What people zeroed in on was how limited and selective these controls really are. Several comments pointed out that being on the Entity List does not mean a company disappears. It mostly cuts off US sellers and service providers, while purchases from the listed company can still continue. Others added that
GPU controls already leak through resellers and neighboring countries, so the policy often raises costs rather than shutting access down. That made the DeepSeek question look less like a clean security decision and more like industrial policy by other means.
The strongest consensus was that cheap Chinese models are puncturing the economics of US frontier labs. Many users said DeepSeek is good enough for coding help and routine development work at a tiny fraction of Claude or GPT pricing. That made the blacklist debate feel to them like an attempt to create an artificial moat around expensive US APIs. At the same time, plenty of commenters drew a distinction between Chinese model providers and Chinese models. The safer route, in their view, is to self-host or use third-party infrastructure outside China. That framing matters because it turns the issue from "use DeepSeek or not" into "where do you run the weights and who sees your prompts."

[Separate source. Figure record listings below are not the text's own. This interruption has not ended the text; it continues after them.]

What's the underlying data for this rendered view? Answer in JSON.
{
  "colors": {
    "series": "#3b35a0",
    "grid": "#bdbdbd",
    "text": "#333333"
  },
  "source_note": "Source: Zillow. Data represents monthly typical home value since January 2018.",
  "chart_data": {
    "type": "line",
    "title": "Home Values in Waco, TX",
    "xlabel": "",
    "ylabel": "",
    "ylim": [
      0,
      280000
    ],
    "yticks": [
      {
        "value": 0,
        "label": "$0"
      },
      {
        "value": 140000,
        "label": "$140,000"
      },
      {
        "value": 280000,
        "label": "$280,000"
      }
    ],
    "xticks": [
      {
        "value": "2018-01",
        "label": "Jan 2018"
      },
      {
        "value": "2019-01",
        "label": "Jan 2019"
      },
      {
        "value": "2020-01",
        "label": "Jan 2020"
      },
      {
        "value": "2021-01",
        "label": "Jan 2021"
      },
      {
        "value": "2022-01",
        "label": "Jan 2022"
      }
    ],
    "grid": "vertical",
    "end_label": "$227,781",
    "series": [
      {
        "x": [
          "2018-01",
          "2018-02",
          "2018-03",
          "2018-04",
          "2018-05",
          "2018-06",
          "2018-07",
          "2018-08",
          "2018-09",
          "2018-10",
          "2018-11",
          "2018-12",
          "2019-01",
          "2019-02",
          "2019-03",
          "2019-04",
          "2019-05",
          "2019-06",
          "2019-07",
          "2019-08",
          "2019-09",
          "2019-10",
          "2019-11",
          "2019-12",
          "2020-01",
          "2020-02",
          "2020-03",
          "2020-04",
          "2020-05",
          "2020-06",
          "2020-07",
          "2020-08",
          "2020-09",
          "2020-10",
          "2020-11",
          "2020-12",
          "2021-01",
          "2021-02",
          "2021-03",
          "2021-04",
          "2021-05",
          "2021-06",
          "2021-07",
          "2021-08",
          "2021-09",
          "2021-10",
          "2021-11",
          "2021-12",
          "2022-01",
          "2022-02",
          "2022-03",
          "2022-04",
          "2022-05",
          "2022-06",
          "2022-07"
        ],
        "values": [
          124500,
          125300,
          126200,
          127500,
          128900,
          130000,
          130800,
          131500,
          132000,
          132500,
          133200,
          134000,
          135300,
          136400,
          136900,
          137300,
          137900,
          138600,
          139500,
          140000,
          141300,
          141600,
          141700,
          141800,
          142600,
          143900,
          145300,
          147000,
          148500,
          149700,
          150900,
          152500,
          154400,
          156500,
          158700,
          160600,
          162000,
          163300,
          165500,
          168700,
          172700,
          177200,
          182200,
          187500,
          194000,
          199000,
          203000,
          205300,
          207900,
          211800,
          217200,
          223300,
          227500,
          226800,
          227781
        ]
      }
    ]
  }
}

Another theme was hypocrisy around
IP and model
distillation. Reuters cited claims that DeepSeek and other Chinese labs extracted capabilities from Claude. The reaction was blunt. If US labs trained on huge swaths of copyrighted material and defend that as normal learning, they have weak moral standing to call model-output scraping illicit. The more practical point underneath the dunking was that model outputs are becoming training data and pricing pressure is becoming strategic. Cheap
open-weight releases do not just win customers. They commoditize
inference and shift value away from the labs trying to own the model layer.
The mood was hostile to the blacklist idea overall, though not especially pro-CCP. A lot of people simply do not trust either government and see monopoly prevention, lower prices, and local deployment as the useful frame. The clearest throughline was that AI is moving into the same bucket as chips, cars, and telecom gear. Once that happens, "national security" becomes the language used to decide who gets market access, who captures margin, and which parts of the stack stay open.